Page:Revue des Deux Mondes - 1915 - tome 25.djvu/222

Le texte de cette page a été corrigé et est conforme au fac-similé.

charmante et d’offrir au lecteur, sans la lui imposer, une aide opportune. Aucun pédantisme ; et, tous les renseignemens de chronologie ou d’histoire qui nous manqueraient, on nous les donne. Ensuite, nous sommes curieux de savoir si Voltaire dit la vérité : les mémorialistes, habituellement, ne brillent pas par là, soit qu’ils cèdent à l’orgueil avantageux d’un Chateaubriand ou à l’orgueil cynique d’un Rousseau. M. Descharmes n’a rien laissé passer, de Voltaire, sans contrôle ; eh bien ! Voltaire est de bonne foi.

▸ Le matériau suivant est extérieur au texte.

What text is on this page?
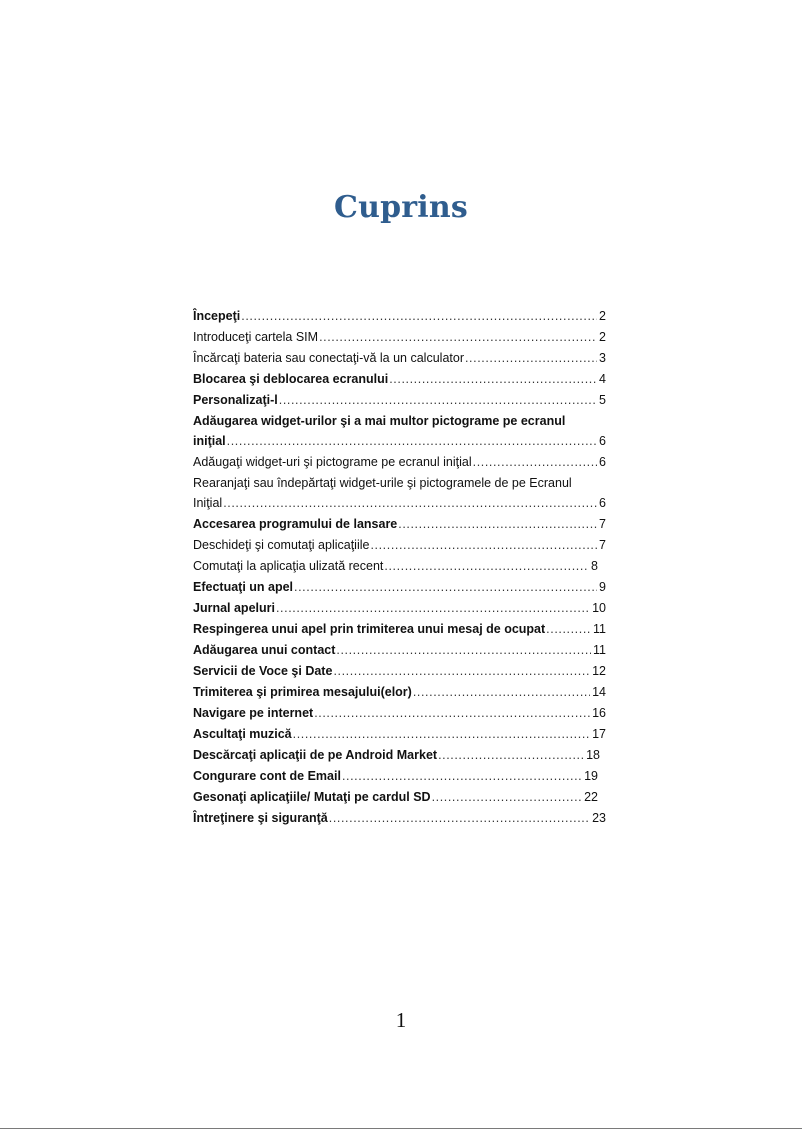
Cuprins
Începeţi .....	2
Introduceţi cartela SIM .....	2
Încărcaţi bateria sau conectaţi-vă la un calculator .....	3
Blocarea şi deblocarea ecranului .....	4
Personalizaţi-l .....	5
Adăugarea widget-urilor şi a mai multor pictograme pe ecranul
iniţial .....	6
Adăugaţi widget-uri şi pictograme pe ecranul iniţial .....	6
Rearanjaţi sau îndepărtaţi widget-urile şi pictogramele de pe Ecranul
Iniţial .....	6
Accesarea programului de lansare .....	7
Deschideţi şi comutaţi aplicaţiile .....	7
Comutaţi la aplicaţia ulizată recent .....	8
Efectuaţi un apel .....	9
Jurnal apeluri .....	10
Respingerea unui apel prin trimiterea unui mesaj de ocupat .....	11
Adăugarea unui contact .....	11
Servicii de Voce şi Date .....	12
Trimiterea şi primirea mesajului(elor) .....	14
Navigare pe internet .....	16
Ascultaţi muzică .....	17
Descărcaţi aplicaţii de pe Android Market .....	18
Congurare cont de Email .....	19
Gesonaţi aplicaţiile/ Mutaţi pe cardul SD .....	22
Întreţinere şi siguranţă .....	23
1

Il ne dit pas tout, évidemment ; et, en cas de bisbille entre lui et le prochain, c’est le prochain qui a tort ; et, les gens qu’il n’aime pas, il les déteste ; et il ne cesse pas d’être malicieux, méchant, perfide, l’injustice même assez souvent ; et il ne ménage pas les grands hommes, sauf un, lui ; et, des autres grands hommes, ou de taille moyenne, il a tracé de terribles caricatures. Il aimait la vérité, mais sans fureur ; il voulait qu’elle l’éclairât et ne l’illuminât point ; il ne se privait pas d’elle et il l’arrangeait à sa guise : il en faisait quelque chose d’impitoyable et de divertissant.

Ses mémoires ; ou, plutôt, le récit de quelques années de sa vie. Un épisode : son aventure avec le roi de Prusse Frédéric II. Et quelle aventure comique ! Il nous invite à être gais, touchant la Prusse : qui ne saisira cette occasion ? plus sérieusement, à connaître les origines de la puissance et de la civilisation prussiennes : spectacle surprenant !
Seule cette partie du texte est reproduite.